Le plan de la commission européenne de mai 2015 prétendait « corriger » cette situation par des quotas qui répartissent et limitent les accès par un arsenal de mesures :
➜ « hots spots » d’identification et d’enregistrement », aux portes de l’Europe, pour « trier » les réfugiés. Ces centres, négociés y compris avec des dictatures sont un déni des droits des migrants ;
➜ renforcement de Frontex pour la surveillance, le contrôle et la reconduite ;
➜ déploiement des marines de guerre contre les passeurs accroissant les risques mortels pour les migrant-es ;
➜ Promotion d’une immigration légale, « choisie » en fonction de son utilité économique.
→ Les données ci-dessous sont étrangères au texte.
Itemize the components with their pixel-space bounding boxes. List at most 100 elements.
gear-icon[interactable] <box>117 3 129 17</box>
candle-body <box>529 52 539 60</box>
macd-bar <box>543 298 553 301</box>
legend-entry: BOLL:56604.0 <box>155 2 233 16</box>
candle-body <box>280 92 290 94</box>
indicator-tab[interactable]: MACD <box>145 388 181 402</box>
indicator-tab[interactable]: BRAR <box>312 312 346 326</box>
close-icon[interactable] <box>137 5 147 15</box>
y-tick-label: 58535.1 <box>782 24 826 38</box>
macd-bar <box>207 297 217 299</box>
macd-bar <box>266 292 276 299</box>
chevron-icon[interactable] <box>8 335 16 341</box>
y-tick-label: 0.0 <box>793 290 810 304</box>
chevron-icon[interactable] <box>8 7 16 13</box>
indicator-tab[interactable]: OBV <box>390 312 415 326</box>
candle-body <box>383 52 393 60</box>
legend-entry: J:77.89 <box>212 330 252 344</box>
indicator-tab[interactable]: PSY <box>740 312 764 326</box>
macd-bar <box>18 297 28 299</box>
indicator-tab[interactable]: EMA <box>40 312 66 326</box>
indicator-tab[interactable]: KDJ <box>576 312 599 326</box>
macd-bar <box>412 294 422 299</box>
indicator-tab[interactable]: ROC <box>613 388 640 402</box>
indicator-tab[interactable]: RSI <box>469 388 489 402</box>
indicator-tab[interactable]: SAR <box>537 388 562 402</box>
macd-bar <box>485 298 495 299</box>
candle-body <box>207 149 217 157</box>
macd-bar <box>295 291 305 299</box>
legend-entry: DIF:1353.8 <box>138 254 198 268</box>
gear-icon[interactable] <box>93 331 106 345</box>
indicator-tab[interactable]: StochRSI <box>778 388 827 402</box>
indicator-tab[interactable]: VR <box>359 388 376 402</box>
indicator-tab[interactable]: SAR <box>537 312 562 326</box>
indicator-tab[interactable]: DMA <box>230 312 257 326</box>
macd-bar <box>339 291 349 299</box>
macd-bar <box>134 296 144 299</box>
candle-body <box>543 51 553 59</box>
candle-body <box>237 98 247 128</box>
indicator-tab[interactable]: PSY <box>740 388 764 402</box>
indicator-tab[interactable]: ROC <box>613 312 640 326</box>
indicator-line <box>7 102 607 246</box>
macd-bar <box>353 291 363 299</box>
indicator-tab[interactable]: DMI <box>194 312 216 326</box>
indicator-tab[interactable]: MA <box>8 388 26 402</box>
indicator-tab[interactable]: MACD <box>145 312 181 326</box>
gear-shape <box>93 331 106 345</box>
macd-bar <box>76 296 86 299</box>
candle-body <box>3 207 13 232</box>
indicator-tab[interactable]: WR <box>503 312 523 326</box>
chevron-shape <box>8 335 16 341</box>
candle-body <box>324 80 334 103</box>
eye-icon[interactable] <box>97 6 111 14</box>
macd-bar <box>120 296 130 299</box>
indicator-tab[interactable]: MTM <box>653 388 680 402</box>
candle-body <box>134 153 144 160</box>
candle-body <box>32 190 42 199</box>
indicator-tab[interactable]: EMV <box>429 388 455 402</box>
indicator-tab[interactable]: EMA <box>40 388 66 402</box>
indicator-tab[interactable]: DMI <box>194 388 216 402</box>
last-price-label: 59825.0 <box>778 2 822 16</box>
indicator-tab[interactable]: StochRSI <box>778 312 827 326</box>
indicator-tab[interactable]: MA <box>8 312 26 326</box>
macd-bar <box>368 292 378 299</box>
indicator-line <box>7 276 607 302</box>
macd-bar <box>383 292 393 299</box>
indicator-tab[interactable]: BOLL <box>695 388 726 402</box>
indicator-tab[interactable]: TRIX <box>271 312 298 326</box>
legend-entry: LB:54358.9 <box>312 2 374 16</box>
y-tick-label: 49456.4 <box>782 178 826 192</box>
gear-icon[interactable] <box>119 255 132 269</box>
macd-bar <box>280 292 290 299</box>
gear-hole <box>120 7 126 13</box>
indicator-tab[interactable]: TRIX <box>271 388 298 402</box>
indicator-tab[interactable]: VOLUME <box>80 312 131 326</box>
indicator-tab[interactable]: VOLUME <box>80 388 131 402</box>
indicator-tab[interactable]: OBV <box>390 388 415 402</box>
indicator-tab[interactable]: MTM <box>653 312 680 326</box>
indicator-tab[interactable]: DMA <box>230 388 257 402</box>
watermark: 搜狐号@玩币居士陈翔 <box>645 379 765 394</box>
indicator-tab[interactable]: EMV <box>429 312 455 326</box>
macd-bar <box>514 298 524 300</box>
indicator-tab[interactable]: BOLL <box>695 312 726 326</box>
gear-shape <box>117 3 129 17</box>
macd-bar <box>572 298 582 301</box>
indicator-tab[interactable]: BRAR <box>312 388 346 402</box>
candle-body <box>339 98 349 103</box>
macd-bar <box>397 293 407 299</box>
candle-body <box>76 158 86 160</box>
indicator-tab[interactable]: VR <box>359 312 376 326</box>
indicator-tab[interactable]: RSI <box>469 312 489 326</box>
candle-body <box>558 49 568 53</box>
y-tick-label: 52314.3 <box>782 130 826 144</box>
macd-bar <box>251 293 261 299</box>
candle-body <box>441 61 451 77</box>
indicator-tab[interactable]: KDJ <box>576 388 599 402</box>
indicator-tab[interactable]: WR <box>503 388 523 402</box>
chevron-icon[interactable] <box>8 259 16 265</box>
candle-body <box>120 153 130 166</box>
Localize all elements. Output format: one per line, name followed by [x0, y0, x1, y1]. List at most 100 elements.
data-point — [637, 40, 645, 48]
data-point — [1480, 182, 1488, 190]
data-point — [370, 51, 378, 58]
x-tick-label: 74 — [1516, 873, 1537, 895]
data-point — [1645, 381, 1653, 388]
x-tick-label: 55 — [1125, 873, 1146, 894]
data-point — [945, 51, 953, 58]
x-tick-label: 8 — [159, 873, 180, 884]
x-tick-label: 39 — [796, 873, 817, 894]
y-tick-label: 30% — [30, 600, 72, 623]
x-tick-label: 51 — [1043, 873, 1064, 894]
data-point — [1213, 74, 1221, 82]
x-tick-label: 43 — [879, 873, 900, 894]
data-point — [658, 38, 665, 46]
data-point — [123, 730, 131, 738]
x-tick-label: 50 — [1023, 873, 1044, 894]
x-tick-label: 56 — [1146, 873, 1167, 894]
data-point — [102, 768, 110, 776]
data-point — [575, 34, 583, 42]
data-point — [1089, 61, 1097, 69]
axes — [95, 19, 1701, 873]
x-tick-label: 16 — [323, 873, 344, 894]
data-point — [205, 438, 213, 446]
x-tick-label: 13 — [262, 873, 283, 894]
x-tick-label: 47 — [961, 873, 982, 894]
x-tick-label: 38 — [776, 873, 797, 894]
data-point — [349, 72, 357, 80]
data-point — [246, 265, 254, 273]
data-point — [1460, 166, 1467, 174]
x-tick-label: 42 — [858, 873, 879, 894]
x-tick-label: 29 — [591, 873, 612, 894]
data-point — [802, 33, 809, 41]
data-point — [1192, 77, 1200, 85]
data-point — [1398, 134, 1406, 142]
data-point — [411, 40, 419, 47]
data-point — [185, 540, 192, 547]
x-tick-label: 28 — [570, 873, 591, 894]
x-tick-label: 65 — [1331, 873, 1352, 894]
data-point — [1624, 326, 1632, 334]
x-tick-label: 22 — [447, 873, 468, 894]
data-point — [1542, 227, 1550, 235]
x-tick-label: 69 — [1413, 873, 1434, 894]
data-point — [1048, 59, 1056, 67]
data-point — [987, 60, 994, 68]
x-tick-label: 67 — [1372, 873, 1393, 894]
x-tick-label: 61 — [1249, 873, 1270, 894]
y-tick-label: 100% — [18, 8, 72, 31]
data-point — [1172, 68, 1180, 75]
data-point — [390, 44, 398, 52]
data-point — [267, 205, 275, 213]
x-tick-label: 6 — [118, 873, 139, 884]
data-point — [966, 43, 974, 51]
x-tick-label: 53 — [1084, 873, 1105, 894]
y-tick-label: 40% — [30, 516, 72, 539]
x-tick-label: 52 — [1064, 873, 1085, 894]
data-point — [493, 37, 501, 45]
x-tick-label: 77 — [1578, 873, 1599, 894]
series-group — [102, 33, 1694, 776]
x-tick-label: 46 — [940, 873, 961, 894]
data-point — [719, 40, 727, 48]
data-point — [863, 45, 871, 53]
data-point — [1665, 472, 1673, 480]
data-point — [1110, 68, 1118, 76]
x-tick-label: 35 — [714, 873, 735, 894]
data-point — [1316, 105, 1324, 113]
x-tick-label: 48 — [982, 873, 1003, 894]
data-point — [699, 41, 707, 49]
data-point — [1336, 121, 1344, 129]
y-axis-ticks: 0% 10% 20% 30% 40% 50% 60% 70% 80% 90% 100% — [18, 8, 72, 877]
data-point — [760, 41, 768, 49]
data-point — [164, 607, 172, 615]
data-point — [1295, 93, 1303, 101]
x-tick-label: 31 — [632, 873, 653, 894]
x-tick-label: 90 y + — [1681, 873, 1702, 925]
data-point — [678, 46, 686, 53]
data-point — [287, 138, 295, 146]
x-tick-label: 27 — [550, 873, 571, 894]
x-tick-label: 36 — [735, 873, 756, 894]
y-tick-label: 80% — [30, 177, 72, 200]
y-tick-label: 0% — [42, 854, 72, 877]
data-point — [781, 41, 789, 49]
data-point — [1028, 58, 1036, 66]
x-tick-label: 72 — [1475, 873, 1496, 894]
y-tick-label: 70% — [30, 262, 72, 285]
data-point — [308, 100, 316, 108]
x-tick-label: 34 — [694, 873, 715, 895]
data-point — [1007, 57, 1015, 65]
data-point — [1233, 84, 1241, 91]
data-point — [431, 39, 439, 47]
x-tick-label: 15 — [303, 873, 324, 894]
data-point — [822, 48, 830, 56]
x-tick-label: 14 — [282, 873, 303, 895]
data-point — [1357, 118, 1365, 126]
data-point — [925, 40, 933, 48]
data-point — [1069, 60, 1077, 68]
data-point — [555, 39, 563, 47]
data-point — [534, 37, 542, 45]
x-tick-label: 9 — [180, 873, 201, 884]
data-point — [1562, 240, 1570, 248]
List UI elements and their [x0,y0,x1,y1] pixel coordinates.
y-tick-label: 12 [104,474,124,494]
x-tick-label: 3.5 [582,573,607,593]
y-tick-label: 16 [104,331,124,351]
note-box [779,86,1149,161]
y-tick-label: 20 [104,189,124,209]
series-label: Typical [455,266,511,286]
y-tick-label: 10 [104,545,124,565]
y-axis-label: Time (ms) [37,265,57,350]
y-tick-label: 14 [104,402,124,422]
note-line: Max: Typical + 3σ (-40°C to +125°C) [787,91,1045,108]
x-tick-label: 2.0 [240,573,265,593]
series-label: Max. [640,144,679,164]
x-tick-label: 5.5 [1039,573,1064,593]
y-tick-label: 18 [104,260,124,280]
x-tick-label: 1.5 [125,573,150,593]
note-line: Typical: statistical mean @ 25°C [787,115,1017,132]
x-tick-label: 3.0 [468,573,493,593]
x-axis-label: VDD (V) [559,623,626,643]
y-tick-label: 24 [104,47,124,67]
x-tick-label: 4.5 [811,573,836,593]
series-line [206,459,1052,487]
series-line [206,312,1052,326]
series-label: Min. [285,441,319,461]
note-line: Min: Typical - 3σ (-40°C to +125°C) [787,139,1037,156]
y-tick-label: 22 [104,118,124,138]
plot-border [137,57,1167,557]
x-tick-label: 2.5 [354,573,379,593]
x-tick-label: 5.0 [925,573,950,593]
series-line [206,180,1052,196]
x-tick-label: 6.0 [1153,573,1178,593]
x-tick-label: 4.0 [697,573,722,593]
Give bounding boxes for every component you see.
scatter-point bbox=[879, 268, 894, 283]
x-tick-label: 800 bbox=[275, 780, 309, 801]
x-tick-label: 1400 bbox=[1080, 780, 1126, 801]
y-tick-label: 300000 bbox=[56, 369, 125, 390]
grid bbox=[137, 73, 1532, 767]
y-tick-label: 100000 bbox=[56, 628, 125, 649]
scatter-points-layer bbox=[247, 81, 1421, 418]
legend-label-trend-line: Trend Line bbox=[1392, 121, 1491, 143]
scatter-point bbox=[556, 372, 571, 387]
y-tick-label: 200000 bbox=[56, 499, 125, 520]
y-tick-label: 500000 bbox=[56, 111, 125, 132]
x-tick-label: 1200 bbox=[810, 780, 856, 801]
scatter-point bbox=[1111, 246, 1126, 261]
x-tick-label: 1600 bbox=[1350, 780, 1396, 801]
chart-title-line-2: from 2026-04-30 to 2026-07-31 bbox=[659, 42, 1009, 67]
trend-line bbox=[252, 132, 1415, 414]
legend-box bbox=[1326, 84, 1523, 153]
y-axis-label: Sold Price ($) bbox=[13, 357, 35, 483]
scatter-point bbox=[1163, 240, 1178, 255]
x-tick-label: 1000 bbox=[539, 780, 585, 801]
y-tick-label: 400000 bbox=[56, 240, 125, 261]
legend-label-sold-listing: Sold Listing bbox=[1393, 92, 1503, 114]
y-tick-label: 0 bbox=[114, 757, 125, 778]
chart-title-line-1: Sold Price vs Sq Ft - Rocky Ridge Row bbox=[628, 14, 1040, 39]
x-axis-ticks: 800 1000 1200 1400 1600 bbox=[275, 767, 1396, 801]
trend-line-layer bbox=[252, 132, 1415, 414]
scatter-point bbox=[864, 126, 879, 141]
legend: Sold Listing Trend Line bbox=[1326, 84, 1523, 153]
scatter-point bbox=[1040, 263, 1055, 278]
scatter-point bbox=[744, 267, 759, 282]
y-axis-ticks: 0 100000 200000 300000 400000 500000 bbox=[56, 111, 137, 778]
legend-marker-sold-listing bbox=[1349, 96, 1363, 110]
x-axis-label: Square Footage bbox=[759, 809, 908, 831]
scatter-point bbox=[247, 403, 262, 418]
Cette politique signe le naufrage moral de l’Europe. Seuls un petit nombre de réfugiés prouvant des persécutions peuvent y entrer. Ce tri est inacceptable, car les causes des migrations sont entremêlées et complexes entre asile « politique », exil « économique » ou « climatique ».
L’accueil et le respect des droits fondamentaux pour toutes et tous s’impose pour éviter de nouvelles tragédies.
S’ajoute un naufrage politique de l’UE dont les membres s’affranchissent des valeurs et des règles qu’elle prétend porter. La Hongrie a fermé ses frontières, criminalisé le séjour des migrants et les expulse honteusement.
L’Allemagne, qui les accueille, tout en promouvant les quotas, décide d’une fermeture temporaire des frontières, dédouanant ainsi des pays qui se ferment aux migrant-es (Hongrie, Pologne, Slovénie, Tchéquie)…
En France Manuel Vals n’accepte qu’avec réticence 20 000 personnes sur 2 ans, dans un discours sécuritaire.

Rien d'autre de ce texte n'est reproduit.